O mercado brasileiro de trigo encerrou o primeiro semestre de 2026 com uma tendência de valorização nos preços, apesar da desaceleração nas negociações observada em junho. A baixa disponibilidade do produto da safra antiga, os estoques internos apertados e a crescente necessidade de importação para atender à demanda interna foram fatores determinantes para esse cenário.
Segundo Elcio Bento, analista da Safras & Mercado, a dinâmica dos preços reflete um equilíbrio ainda frágil entre oferta e demanda. Ele destaca que o primeiro semestre foi caracterizado pela recomposição dos preços, sustentada pela menor disponibilidade de trigo no mercado interno.
Desempenho do mercado no semestre
Apesar da pressão de baixa em junho, o desempenho acumulado do semestre foi positivo nas principais praças do país. No Paraná, a média dos preços FOB interior encerrou junho em R$ 1.407 por tonelada, com uma alta acumulada de 19,9% em relação ao fechamento de 2025. Contudo, o mês registrou um recuo de 1,6%, influenciado pela menor demanda dos moinhos e pelo enfraquecimento das referências internacionais.
No Rio Grande do Sul, o movimento de valorização foi ainda mais intenso, com um avanço de 24,9% no semestre. Em junho, a média caiu para R$ 1.290 por tonelada FOB, uma queda de 5,1%. Mesmo assim, o estado se mantém sustentado pela escassez de trigo remanescente da safra anterior e pelo forte ritmo de exportações.

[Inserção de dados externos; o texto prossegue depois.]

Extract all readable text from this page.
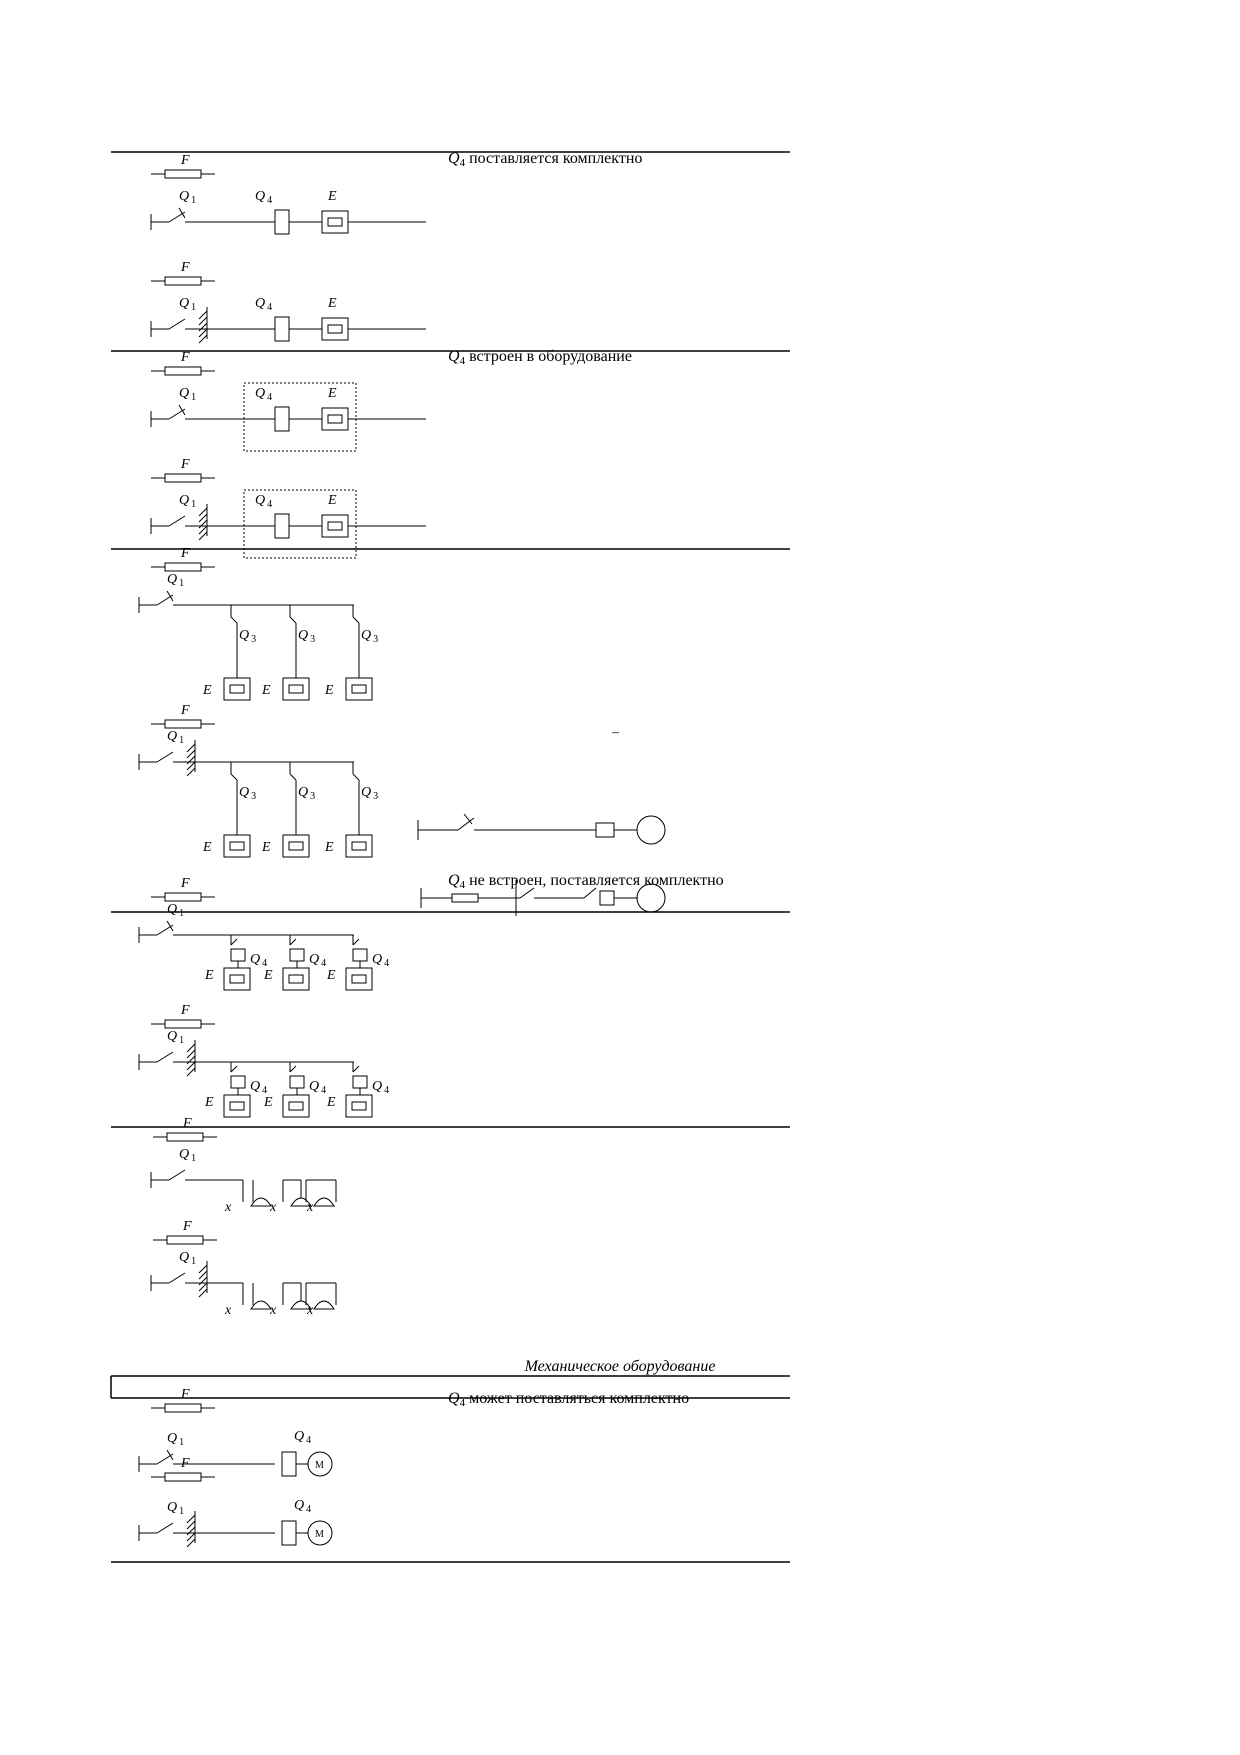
F
Q $_1$	Q $_4$	E
F
Q $_1$	Q $_4$	E
F
Q $_1$	Q $_4$	E
F
Q $_1$	Q $_4$	E
F
Q $_1$
Q $_3$
E
Q $_3$
E
Q $_3$
E
F
Q $_1$
Q $_3$
E
Q $_3$
E
Q $_3$
E
–
F
Q $_1$
Q $_4$
E
Q $_4$
E
Q $_4$
E
F
Q $_1$
Q $_4$
E
Q $_4$
E
Q $_4$
E
F
Q $_1$
x	x x
F
Q $_1$
x	x x
F
Q $_1$
M
Q $_4$
F
Q $_1$
M
Q $_4$
$Q_4$ поставляется комплектно
$Q_4$ встроен в оборудование
$Q_4$ не встроен, поставляется комплектно
$Q_4$ может поставляться комплектно
Механическое оборудование
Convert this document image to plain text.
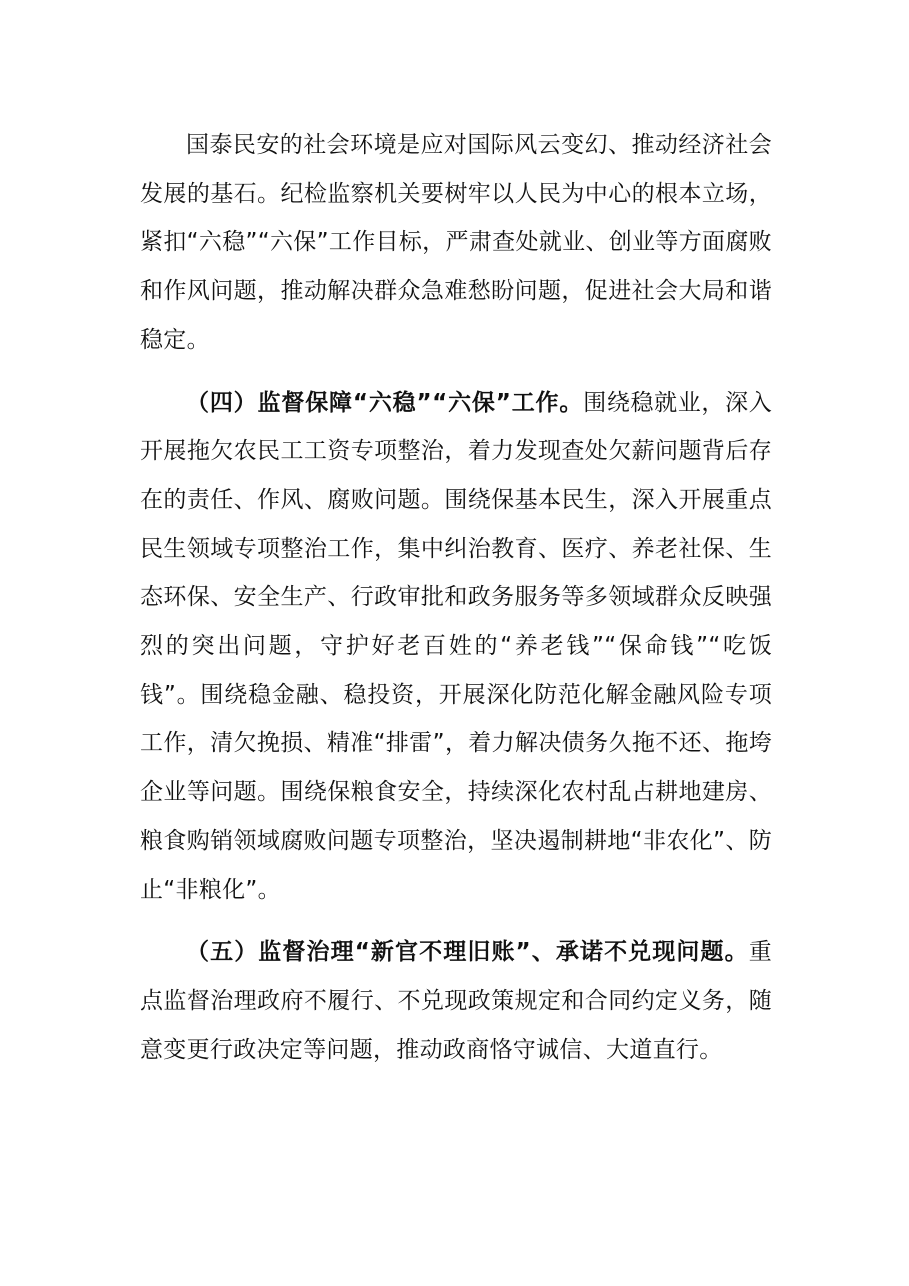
国泰民安的社会环境是应对国际风云变幻、推动经济社会发展的基石。纪检监察机关要树牢以人民为中心的根本立场，紧扣“六稳”“六保”工作目标，严肃查处就业、创业等方面腐败和作风问题，推动解决群众急难愁盼问题，促进社会大局和谐稳定。

（四）监督保障“六稳”“六保”工作。围绕稳就业，深入开展拖欠农民工工资专项整治，着力发现查处欠薪问题背后存在的责任、作风、腐败问题。围绕保基本民生，深入开展重点民生领域专项整治工作，集中纠治教育、医疗、养老社保、生态环保、安全生产、行政审批和政务服务等多领域群众反映强烈的突出问题，守护好老百姓的“养老钱”“保命钱”“吃饭钱”。围绕稳金融、稳投资，开展深化防范化解金融风险专项工作，清欠挽损、精准“排雷”，着力解决债务久拖不还、拖垮企业等问题。围绕保粮食安全，持续深化农村乱占耕地建房、粮食购销领域腐败问题专项整治，坚决遏制耕地“非农化”、防止“非粮化”。

（五）监督治理“新官不理旧账”、承诺不兑现问题。重点监督治理政府不履行、不兑现政策规定和合同约定义务，随意变更行政决定等问题，推动政商恪守诚信、大道直行。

Ajustes no mercado e perspectivas futuras
Elcio Bento afirma que a retração observada em junho não representa uma mudança estrutural no mercado, mas sim um ajuste técnico após meses de valorização. Ele observa que a oferta continua limitada e os estoques apertados, o que impede uma queda mais acentuada dos preços.

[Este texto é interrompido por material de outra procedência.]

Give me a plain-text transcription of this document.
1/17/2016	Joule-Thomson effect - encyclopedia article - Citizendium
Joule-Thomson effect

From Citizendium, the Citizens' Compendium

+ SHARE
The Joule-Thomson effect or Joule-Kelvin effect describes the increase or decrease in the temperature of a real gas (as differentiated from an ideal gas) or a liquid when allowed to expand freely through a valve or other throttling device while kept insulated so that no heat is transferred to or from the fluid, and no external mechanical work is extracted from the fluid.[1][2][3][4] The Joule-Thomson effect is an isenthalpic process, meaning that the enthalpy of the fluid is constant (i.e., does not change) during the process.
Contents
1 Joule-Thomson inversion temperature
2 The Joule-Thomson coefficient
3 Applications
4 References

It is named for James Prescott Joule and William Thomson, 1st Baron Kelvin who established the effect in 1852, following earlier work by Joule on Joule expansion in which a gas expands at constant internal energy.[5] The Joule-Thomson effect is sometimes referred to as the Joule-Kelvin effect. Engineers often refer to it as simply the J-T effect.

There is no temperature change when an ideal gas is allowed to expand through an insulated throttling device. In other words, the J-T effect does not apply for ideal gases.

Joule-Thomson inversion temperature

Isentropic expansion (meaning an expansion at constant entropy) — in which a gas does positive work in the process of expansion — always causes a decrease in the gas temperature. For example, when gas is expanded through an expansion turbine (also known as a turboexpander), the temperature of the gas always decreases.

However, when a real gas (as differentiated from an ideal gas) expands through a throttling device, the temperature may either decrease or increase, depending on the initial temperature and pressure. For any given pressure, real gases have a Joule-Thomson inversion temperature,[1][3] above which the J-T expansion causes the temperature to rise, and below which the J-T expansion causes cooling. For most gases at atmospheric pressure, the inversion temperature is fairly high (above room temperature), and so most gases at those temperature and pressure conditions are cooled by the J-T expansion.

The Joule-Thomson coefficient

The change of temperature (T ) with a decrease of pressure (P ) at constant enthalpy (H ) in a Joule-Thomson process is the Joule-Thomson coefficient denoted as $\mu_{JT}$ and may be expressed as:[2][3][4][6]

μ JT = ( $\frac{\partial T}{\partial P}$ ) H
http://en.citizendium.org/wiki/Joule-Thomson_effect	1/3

O ambiente de baixa liquidez é uma característica marcante do mercado físico brasileiro de trigo. Os produtores estão retendo parte do produto, aguardando melhores condições de preços na entressafra, enquanto os moinhos realizam compras pontuais devido à dificuldade de repasse dos custos ao preço da farinha.
No mercado internacional, o trigo negociado em Kansas acumulou uma valorização de 15,5% no primeiro semestre de 2026, mesmo com correções pontuais em junho. O trigo argentino, referência importante para a paridade de importação brasileira, avançou 6,7% no período. A valorização do real frente ao dólar também ajudou a reduzir parte da pressão altista que poderia ser transmitida ao mercado doméstico.
Para os próximos meses, o mercado brasileiro de trigo deve continuar sensível a fatores externos e internos, como o desenvolvimento da safra nacional, as condições climáticas na Argentina, o comportamento das bolsas internacionais e as oscilações cambiais. Segundo o analista, esses fatores continuarão a ser determinantes para a formação de preços no mercado.